Hosting the Kimi Linear AttnRes model checkpoint on Hugging Face.

Technical Positioning
Maximizing visibility, discoverability, and ease of access for the Kimi Linear AttnRes model by leveraging the Hugging Face platform, thereby accelerating adoption and community engagement.
SaaS Insight & Market Implications
Hugging Face is actively soliciting MoonshotAI to host their Kimi Linear AttnRes model checkpoint. This highlights the critical role of model hubs in the AI ecosystem for discoverability and adoption. The Kimi Linear AttnRes model, with its 48B parameters and 1.4T token pre-training, represents a significant asset. Hosting on Hugging Face would provide immediate visibility, standardized access via `from_pretrained`, and community engagement. For B2B SaaS, leveraging established platforms like Hugging Face is a strategic imperative for distributing models, validating research, and building a developer community. It reduces friction for potential users and partners, accelerating market penetration and demonstrating commitment to open science.
Proprietary Technical Taxonomy
Attention Residuals Kimi Linear architecture 48B total / 3B activated parameters pre-training 1.4T tokens downstream performance pre-trained model checkpoint Hugging Face models

Raw Developer Origin & Technical Request

Source Icon GitHub Issue Mar 17, 2026
Repo: MoonshotAI/Attention-Residuals
Release Kimi Linear AttnRes model on Hugging Face

Hi @yzhangcs 🤗

I'm Niels and work as part of the open-source team at Hugging Face. I discovered your work through Hugging Face's daily papers as yours got featured: huggingface.co/papers/2603.15031
The paper page lets people discuss about your paper and lets them find artifacts about it (your models for instance),
you can also claim the paper as yours which will show up on your public profile at HF, add Github and project page URLs.

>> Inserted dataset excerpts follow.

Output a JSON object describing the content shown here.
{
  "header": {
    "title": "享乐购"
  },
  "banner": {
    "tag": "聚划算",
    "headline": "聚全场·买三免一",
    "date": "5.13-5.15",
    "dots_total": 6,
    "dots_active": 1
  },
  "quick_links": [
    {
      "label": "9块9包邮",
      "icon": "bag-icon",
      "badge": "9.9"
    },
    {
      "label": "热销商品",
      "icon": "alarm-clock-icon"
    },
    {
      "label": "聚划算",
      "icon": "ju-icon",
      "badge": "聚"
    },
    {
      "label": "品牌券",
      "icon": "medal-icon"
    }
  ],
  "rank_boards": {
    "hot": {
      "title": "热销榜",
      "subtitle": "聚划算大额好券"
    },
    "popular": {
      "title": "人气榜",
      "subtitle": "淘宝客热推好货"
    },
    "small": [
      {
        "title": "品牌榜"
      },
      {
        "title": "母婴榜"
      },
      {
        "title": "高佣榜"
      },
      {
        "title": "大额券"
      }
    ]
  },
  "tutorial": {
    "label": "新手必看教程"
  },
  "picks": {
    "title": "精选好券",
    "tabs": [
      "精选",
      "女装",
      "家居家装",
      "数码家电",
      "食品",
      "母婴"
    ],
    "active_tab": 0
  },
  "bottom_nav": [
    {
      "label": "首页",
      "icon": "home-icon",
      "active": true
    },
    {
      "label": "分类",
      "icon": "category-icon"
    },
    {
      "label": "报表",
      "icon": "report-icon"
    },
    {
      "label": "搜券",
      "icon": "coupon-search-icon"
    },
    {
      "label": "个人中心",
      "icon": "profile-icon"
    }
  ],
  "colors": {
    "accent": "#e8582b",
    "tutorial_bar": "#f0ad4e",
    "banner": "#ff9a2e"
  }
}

Your paper introduces "Attention Residuals" and mentions integrating it into the Kimi Linear architecture (48B total / 3B activated parameters), pre-training it on 1.4T tokens, and evaluating its improved downstream performance. The paper also states that the weights for this model are available at your GitHub repository. It would be fantastic if you would consider hosting this pre-trained Kimi Linear AttnRes model checkpoint on huggingface.co/models!

Hosting on Hugging Face will give you more visibility/enable better discoverability. We can add tags in the model cards so that people find the models easier, link it to the paper page, etc.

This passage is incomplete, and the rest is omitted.